“Destructive, isn’t it?” said Banneker, looking up quickly.
“Now, you want to go farther. You want to teach ’em to think.”
“Exactly. Why not?”
“Why not? Why, because, you young idiot, they’ll think wrong.”
“Very likely. At first. We all had to spell wrong before we spelled right. What if people do think wrong? It’s the thinking that’s important. Eventually they’ll think right.”
“With the newspapers to guide them?” There was a world of scorn in the magnate’s voice.
“Some will guide wrong. Some will guide right. The most I hope to do is to teach ’em a little to use their minds. Education and a fair field. To find out and to make clear what is found; that’s the business of a newspaper as I see it.”

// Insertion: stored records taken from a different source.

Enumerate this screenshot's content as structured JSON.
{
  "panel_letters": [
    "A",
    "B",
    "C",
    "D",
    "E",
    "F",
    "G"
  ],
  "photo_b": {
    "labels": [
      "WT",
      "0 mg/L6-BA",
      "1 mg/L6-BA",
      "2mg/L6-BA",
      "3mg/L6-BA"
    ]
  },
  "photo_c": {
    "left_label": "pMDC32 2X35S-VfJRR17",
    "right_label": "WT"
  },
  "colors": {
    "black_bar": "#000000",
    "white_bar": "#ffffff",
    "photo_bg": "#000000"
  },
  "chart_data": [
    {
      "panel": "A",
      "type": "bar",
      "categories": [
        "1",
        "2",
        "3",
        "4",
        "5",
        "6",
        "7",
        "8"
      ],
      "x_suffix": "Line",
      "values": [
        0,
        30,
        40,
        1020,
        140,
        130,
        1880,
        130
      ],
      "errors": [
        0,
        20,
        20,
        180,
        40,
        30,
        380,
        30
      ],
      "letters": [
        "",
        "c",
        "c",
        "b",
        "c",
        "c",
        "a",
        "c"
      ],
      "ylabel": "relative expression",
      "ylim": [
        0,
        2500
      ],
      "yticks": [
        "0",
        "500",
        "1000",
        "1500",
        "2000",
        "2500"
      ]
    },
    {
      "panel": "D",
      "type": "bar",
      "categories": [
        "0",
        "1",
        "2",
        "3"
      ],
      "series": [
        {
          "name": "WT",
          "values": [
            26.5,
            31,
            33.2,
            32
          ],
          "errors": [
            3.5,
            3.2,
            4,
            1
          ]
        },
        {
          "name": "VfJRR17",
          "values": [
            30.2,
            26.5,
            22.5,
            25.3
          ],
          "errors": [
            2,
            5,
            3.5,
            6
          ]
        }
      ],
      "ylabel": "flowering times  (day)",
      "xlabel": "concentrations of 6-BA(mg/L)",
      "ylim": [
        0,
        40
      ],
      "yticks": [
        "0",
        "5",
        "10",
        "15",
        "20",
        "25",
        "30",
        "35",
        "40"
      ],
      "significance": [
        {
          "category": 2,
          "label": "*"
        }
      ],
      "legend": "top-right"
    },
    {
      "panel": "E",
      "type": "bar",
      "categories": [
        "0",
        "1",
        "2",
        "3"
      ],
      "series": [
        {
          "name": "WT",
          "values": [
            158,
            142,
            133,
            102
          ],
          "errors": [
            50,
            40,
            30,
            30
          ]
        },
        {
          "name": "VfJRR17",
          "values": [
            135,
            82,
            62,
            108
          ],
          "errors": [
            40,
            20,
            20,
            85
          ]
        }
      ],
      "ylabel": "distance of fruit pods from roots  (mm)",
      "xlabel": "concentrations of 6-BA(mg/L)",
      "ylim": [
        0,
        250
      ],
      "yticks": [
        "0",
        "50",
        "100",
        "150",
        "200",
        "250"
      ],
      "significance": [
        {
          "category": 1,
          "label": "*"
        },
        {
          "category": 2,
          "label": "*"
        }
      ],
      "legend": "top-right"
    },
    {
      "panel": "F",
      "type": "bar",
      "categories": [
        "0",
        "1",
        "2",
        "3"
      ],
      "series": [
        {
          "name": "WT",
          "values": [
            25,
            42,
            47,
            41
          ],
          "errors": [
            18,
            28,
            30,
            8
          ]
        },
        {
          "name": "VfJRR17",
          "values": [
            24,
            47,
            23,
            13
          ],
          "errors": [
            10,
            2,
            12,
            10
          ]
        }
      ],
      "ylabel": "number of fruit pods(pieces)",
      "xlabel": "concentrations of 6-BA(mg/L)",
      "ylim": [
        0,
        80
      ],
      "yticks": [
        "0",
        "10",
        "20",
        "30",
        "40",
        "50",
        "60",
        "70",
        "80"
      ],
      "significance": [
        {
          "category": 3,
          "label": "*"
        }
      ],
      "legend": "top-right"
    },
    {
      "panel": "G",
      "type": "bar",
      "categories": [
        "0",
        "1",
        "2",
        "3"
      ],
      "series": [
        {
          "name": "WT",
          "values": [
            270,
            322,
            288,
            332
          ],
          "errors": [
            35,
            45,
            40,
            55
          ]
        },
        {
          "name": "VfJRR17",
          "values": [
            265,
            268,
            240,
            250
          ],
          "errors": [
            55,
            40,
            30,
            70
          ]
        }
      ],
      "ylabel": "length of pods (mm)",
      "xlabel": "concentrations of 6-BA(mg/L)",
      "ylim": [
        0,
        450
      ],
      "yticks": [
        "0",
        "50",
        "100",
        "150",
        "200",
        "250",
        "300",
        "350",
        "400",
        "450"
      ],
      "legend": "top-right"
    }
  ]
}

“Tittle-tattle. Tale-mongering,” was Masters’s contemptuous qualification.
“A royal mission,” laughed Banneker. “I call the Sage to witness. ’But the glory of kings is to search out a matter.’”
“But they’ve got to be kings,” retorted the other quickly. “It’s a tricky business, Banneker. Better go in for polo. We need you.” He lumbered away, morose and growling, but turned back to call over his shoulder: “Read your own stuff when you get up to-morrow and see if polo isn’t a better game and a cleaner.”
What the Great of the city might think of his journalistic achievement troubled Banneker but little, so long as they thought of it at all, thereby proving its influence; the general public was his sole arbiter, except for the opinions of the very few whose approval he really desired, Io Eyre, Camilla Van Arsdale, and more remotely the men for whose own standards he maintained a real respect, such as Willis Enderby and Gaines. Determined to make Miss Van Arsdale see his point of view, as well as to assure himself of hers, he had extracted from her a promise that she would visit The Patriot office before she returned to the West. Accordingly, on a set morning she arrived on her trip of inspection, tall, serene, and, in her aloof genre, beautiful, an alien figure in the midst of that fevered and delirious energy. He took her through the plant, elucidating the mechanical processes of the daily miracle of publication, more far-reaching than was ever any other voice of man, more ephemeral than the day of the briefest butterfly. Throughout, the visitor’s pensive eyes kept turning from the creature to the creator, until, back in the trim quietude of his office, famed as the only orderly working-room of journalism, she delivered her wondering question:
“And you have made all this, Ban?”
“At least I’ve remade it.”
She shook her head. “No; as I told you before, I can’t see you in it.”
“You mean, it doesn’t express me. It isn’t meant to.’
“Whom does it express, then? Mr. Marrineal?”
“No. It isn’t an expression at all in that sense. It’s a—a response. A response to the demand of hundreds of thousands of people who have never had a newspaper made for them before.”